Lance Fein cleared his throat. “Do you know where Dr. Beck is right now?” he asked.
“At his clinic,” Dimonte said. “I got two uniforms keeping an eye on him.”
Fein nodded.
“Come on, Lance,” Dimonte said. “Give it to me, big boy.”
“Let’s call Ms. Crimstein first,” Fein said. “As a courtesy.”
* * *
Shauna told Linda most of it. She left out the part about Beck’s “seeing” Elizabeth on the computer. Not because she gave the story any credence. She’d pretty much proven that it was a digital hoax. But Beck had been adamant. Tell no one. She didn’t like having secrets from Linda, but that was preferable to betraying Beck’s confidence.
Linda watched Shauna’s eyes the whole time. She didn’t nod or speak or even move. When Shauna finished, Linda asked, “Did you see the pictures?”
“No.”
“Where did the police get them?”
“I don’t know.”
Linda stood. “David would never hurt Elizabeth.”
“I know that.”
Linda wrapped her arms around herself. She started sucking in deep breaths. Her face drained of color.
“You okay?” Shauna said.
“What aren’t you telling me?”
“What makes you think I’m not telling you something?”
Linda just looked at her.
“Ask your brother,” Shauna said.
“Why?”
“It’s not my place to tell.”
The door buzzed again. Shauna took it this time.
“Yeah?”
Through the speaker: “It’s Hester Crimstein.”
Shauna hit the release button and left their door open. Two minutes later, Hester hurried into the room.
“Do you two know a photographer named Rebecca Schayes?”

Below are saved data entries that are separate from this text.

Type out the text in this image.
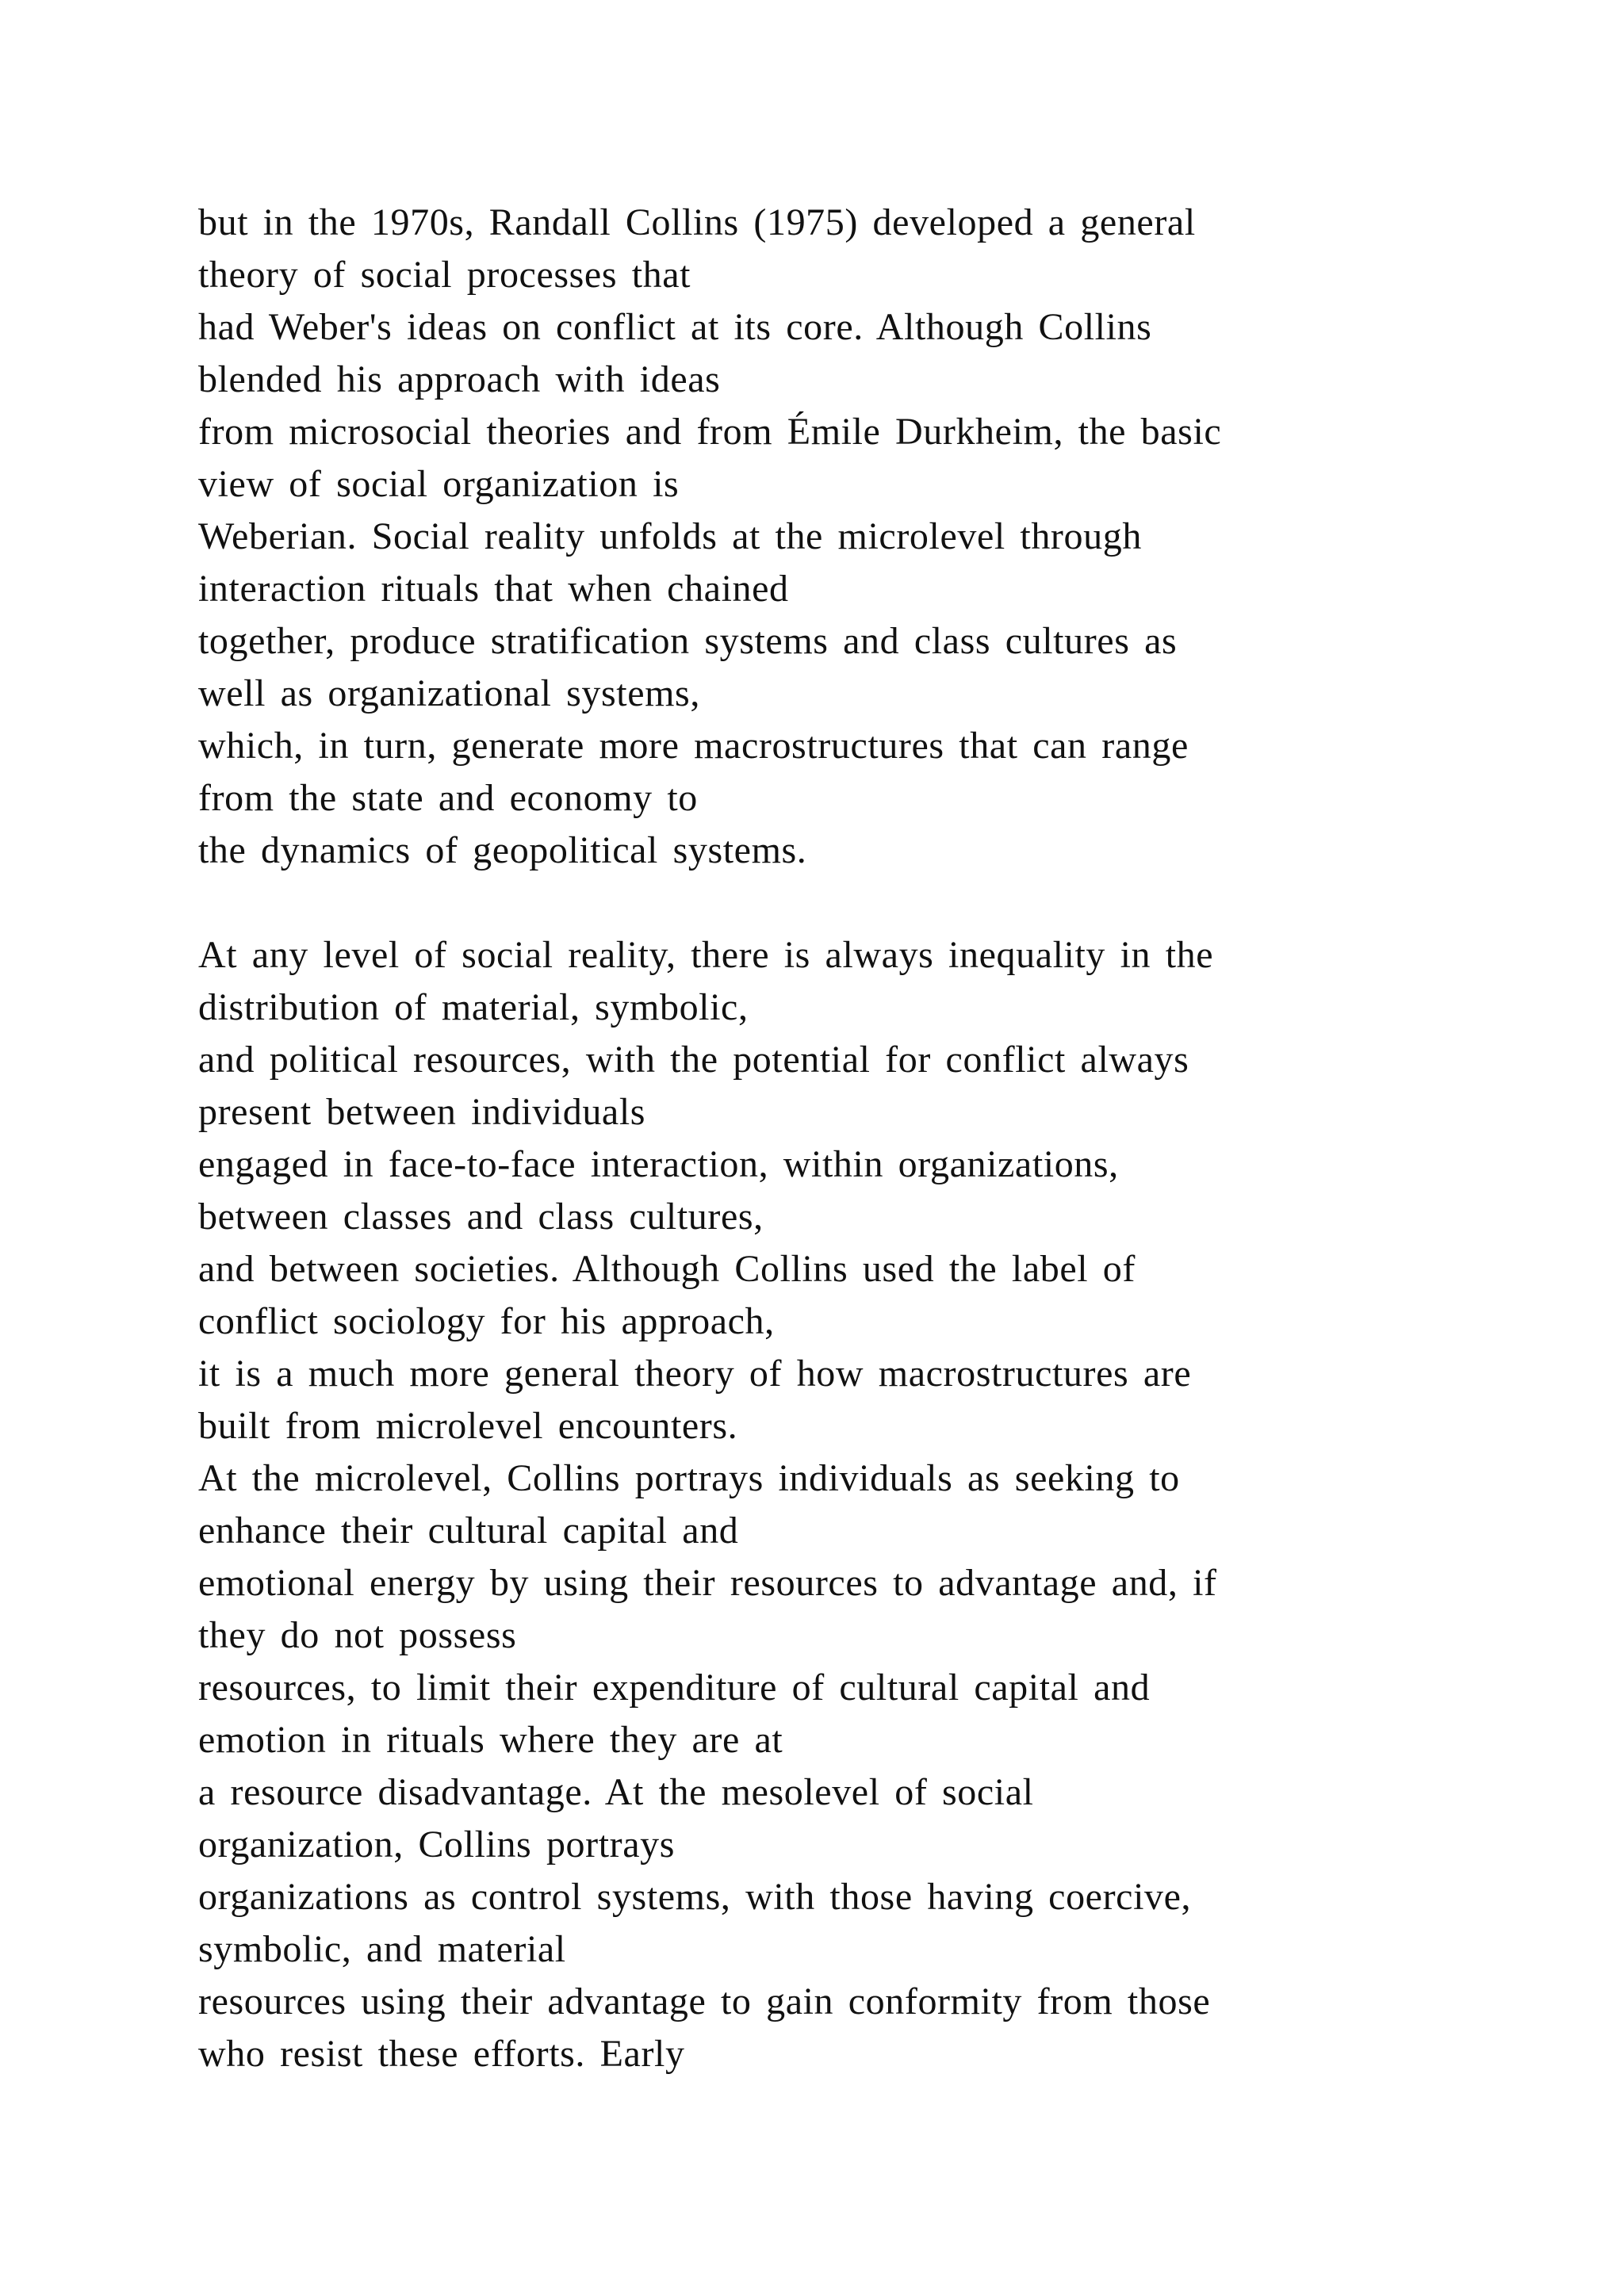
but in the 1970s, Randall Collins (1975) developed a general
theory of social processes that
had Weber's ideas on conflict at its core. Although Collins
blended his approach with ideas
from microsocial theories and from Émile Durkheim, the basic
view of social organization is
Weberian. Social reality unfolds at the microlevel through
interaction rituals that when chained
together, produce stratification systems and class cultures as
well as organizational systems,
which, in turn, generate more macrostructures that can range
from the state and economy to
the dynamics of geopolitical systems.
At any level of social reality, there is always inequality in the
distribution of material, symbolic,
and political resources, with the potential for conflict always
present between individuals
engaged in face-to-face interaction, within organizations,
between classes and class cultures,
and between societies. Although Collins used the label of
conflict sociology for his approach,
it is a much more general theory of how macrostructures are
built from microlevel encounters.
At the microlevel, Collins portrays individuals as seeking to
enhance their cultural capital and
emotional energy by using their resources to advantage and, if
they do not possess
resources, to limit their expenditure of cultural capital and
emotion in rituals where they are at
a resource disadvantage. At the mesolevel of social
organization, Collins portrays
organizations as control systems, with those having coercive,
symbolic, and material
resources using their advantage to gain conformity from those
who resist these efforts. Early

“Sure,” Shauna said. “I mean, I haven’t seen her in a long time. Linda?”
“It’s been years,” Linda agreed. “She and Elizabeth shared an apartment downtown. Why?”
“She was murdered last night,” Hester said. “They think Beck killed her.”
Both women froze as though someone had just slapped them. Shauna recovered first.
“But I was with Beck last night,” she said. “At his house.”
“Till what time?”
“Till what time do you need?”
Hester frowned. “Don’t play games with me, Shauna. What time did you leave the house?”
“Ten, ten-thirty. What time was she killed?”
“I don’t know yet. But I have a source inside. He said they have a very solid case against him.”
“That’s nuts.”
A cell phone sounded. Hester Crimstein snatched hers up and pressed it against her ear. “What?”
The person on the other end spoke for what seemed a long time. Hester listened in silence. Her features started softening in something like defeat. A minute or two later, without saying good-bye, she closed the phone with a vicious snap.